HMRC will not charge interest or penalties on any amount of the deferred payment on account, provided it is paid on or before 31 January 2021.
Following the news that HMRC has updated its guidance on Time to Pay arrangements, Dawn Register, partner in tax dispute resolution at BDO said: ‘We welcome the news that HMRC has updated it’s guidance on Time to Pay arrangements. Also payment plans for personal tax liabilities of less than £10,000 can now be agreed online.’
Taxpayers do not need to tell HMRC that they are deferring the payment on account, and choosing to defer will not stop people from being entitled to other coronavirus support that HMRC provides.

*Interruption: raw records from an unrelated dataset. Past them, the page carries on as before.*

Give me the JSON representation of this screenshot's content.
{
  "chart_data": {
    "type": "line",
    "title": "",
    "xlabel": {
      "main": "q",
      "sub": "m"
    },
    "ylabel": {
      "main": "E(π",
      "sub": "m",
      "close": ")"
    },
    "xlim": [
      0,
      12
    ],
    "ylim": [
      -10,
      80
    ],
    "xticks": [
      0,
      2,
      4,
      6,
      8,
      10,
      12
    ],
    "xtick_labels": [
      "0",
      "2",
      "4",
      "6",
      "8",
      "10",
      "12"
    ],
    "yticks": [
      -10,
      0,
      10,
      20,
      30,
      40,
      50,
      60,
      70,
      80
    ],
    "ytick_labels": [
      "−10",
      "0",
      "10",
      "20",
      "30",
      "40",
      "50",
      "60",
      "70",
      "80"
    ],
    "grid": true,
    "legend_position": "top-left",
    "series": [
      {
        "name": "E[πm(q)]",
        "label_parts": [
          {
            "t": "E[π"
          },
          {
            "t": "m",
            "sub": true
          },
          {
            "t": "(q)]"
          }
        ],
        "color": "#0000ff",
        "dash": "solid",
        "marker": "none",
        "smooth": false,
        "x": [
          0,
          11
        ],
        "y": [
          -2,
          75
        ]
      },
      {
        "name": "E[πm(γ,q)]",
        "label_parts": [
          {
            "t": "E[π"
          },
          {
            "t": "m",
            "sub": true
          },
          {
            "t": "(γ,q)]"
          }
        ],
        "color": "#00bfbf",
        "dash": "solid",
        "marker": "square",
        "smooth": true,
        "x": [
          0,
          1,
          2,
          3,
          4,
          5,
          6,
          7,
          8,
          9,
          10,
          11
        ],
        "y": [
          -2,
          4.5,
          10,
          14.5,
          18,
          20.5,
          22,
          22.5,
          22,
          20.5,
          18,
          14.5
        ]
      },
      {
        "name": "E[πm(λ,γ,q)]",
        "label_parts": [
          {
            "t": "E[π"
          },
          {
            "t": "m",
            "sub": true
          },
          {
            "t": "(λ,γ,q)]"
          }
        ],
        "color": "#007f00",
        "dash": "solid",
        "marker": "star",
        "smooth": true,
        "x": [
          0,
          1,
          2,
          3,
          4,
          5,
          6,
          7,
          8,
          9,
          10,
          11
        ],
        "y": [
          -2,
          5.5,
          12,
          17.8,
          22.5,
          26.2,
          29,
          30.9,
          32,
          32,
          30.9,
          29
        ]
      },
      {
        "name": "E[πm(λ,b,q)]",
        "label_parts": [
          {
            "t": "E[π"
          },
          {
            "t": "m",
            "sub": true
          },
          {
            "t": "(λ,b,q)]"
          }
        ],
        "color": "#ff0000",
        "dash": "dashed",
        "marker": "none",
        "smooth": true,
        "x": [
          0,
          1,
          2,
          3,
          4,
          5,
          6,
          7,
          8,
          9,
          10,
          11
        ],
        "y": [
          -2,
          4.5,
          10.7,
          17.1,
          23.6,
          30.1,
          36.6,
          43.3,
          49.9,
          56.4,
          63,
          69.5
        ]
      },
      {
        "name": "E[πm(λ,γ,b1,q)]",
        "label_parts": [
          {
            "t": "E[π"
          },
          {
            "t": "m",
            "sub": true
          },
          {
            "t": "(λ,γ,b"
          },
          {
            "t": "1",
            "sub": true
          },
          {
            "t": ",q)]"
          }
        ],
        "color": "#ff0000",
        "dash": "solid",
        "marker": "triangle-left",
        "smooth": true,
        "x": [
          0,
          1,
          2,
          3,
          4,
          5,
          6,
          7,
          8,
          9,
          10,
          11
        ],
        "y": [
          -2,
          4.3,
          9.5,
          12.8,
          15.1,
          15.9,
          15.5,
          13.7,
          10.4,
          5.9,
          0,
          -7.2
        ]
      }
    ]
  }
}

However, the second payment on account must be made on or before 31 January 2021 if people choose to defer.
Register added: ‘Sadly, there is likely to be a ‘snowball effect’ of the tax deferrals offered by the government, particularly for business owners. With VAT and income tax deferrals, plus some have asked HMRC for extra time to pay payroll taxes.
‘While the ‘breathing space’ is helpful in a time of national crisis, it may store up bigger problems in the future if liabilities continue to remain unpaid. HMRC confirms that the usual interest, penalties and debt collection procedures will apply to missed payments.’
Other payments which may need to be paid by this date include any balancing payment due for the 2019 to 2020 tax year, and first payment on account due for the 2020 to 2021 tax year.